In most cases, Alibaba Cloud users use ApsaraDB RDS or a self-managed database hosted on an Elastic Compute Service (ECS) instance as a business system database. The volume of data stored in the business system database increases as business data increases. However, the computing capabilities of ApsaraDB RDS or the self-managed database hosted on the ECS instance are limited. If you use ApsaraDB RDS or a self-managed database hosted on an ECS instance to create a data warehouse, online business is affected because the database occupies the computing resources of online business. If you use a self-managed open source big data ecosystem such as Hive or Spark, professional big data engineers are required to perform operation and maintenance, which is more complex and expensive than MySQL.

Solution

The one-click data warehousing feature of Data Lake Analytics (DLA) allows you to configure a data source (such as ApsaraDB RDS or a self-managed database hosted on an ECS instance) and a destination data warehouse Object Storage Service (OSS). DLA automatically and seamlessly synchronizes data from a data source to OSS at a specified time. Then, DLA creates a schema that is the same as the table schema of the data source in the DLA console and OSS, and analyzes data based on the data in OSS without affecting online business at the data source end.

Benefits

The one-click data warehousing feature provides the following benefits:

  • Synchronizes data from thousands of tables in a data source such as ApsaraDB RDS or a self-managed database hosted on an ECS instance with one click. No additional configuration is required.
  • Provides services based on the serverless architecture. No instance maintenance is required and no maintenance fee is incurred.
  • Stores data of the data source in OSS during data synchronization. This way, business at the data source end is not affected during data warehousing.
  • Allows you to configure one-click data warehousing tasks in the DLA console. You can specify the time for data transfer.

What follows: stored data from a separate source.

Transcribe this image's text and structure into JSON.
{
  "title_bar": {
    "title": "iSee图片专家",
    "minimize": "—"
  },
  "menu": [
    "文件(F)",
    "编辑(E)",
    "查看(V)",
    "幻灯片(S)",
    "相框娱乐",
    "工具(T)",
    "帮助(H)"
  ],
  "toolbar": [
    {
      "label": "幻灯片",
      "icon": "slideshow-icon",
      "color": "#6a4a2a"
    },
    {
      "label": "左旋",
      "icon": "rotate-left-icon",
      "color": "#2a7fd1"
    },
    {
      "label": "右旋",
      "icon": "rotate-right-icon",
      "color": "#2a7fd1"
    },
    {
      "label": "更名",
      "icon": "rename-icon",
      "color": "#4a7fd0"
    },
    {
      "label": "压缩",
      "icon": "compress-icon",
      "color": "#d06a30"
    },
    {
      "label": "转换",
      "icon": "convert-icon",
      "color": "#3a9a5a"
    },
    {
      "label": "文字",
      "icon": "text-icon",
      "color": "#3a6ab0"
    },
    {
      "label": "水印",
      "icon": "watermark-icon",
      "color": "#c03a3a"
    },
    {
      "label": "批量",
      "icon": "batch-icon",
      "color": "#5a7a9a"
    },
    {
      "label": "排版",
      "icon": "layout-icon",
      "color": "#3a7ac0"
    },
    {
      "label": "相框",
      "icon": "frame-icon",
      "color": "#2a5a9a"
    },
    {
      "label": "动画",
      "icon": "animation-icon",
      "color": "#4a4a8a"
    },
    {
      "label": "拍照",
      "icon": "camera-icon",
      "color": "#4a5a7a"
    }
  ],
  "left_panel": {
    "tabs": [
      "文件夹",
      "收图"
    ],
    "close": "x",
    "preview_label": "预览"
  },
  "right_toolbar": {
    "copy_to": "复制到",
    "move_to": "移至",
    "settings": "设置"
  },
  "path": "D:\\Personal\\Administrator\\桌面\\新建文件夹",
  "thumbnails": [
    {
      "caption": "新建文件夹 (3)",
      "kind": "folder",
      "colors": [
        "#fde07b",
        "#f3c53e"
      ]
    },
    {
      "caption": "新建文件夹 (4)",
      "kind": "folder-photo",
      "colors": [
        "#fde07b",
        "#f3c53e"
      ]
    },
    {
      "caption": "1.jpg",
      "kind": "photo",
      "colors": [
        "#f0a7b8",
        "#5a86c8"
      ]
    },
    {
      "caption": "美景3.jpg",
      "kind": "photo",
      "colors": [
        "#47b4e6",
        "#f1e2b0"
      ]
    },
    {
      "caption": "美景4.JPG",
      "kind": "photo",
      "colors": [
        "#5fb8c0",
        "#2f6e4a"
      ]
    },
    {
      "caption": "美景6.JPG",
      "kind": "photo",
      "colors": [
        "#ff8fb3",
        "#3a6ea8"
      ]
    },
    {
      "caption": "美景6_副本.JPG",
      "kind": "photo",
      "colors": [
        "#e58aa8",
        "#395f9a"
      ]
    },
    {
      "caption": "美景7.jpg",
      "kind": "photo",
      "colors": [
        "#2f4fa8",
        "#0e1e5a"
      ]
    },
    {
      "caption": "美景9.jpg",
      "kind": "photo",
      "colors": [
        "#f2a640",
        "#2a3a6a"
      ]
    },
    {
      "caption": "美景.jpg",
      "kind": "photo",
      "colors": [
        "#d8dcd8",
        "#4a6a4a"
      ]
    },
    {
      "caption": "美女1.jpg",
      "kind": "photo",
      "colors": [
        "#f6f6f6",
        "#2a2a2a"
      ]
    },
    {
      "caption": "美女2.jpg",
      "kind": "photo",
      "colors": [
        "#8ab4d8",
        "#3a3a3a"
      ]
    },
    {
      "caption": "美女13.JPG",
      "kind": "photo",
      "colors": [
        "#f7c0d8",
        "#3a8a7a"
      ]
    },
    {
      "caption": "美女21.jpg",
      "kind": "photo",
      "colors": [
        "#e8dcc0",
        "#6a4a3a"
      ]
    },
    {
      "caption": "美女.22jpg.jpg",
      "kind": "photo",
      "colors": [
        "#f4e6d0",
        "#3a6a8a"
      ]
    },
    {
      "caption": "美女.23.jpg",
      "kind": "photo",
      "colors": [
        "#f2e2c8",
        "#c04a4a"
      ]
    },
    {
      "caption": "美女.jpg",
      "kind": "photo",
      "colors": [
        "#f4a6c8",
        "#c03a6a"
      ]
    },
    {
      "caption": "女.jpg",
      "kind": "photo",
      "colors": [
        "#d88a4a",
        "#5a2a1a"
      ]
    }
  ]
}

    You can use your data warehouse after you configure a one-click data warehousing task. For more information about how to use a data warehouse, see the descriptions about how to use ApsaraDB RDS for MySQL.

  • Provides improved computing capabilities. DLA provides large memory and concurrent computations. These improvements are used to perform complex multi-table join operations and other operations that are related to data warehousing.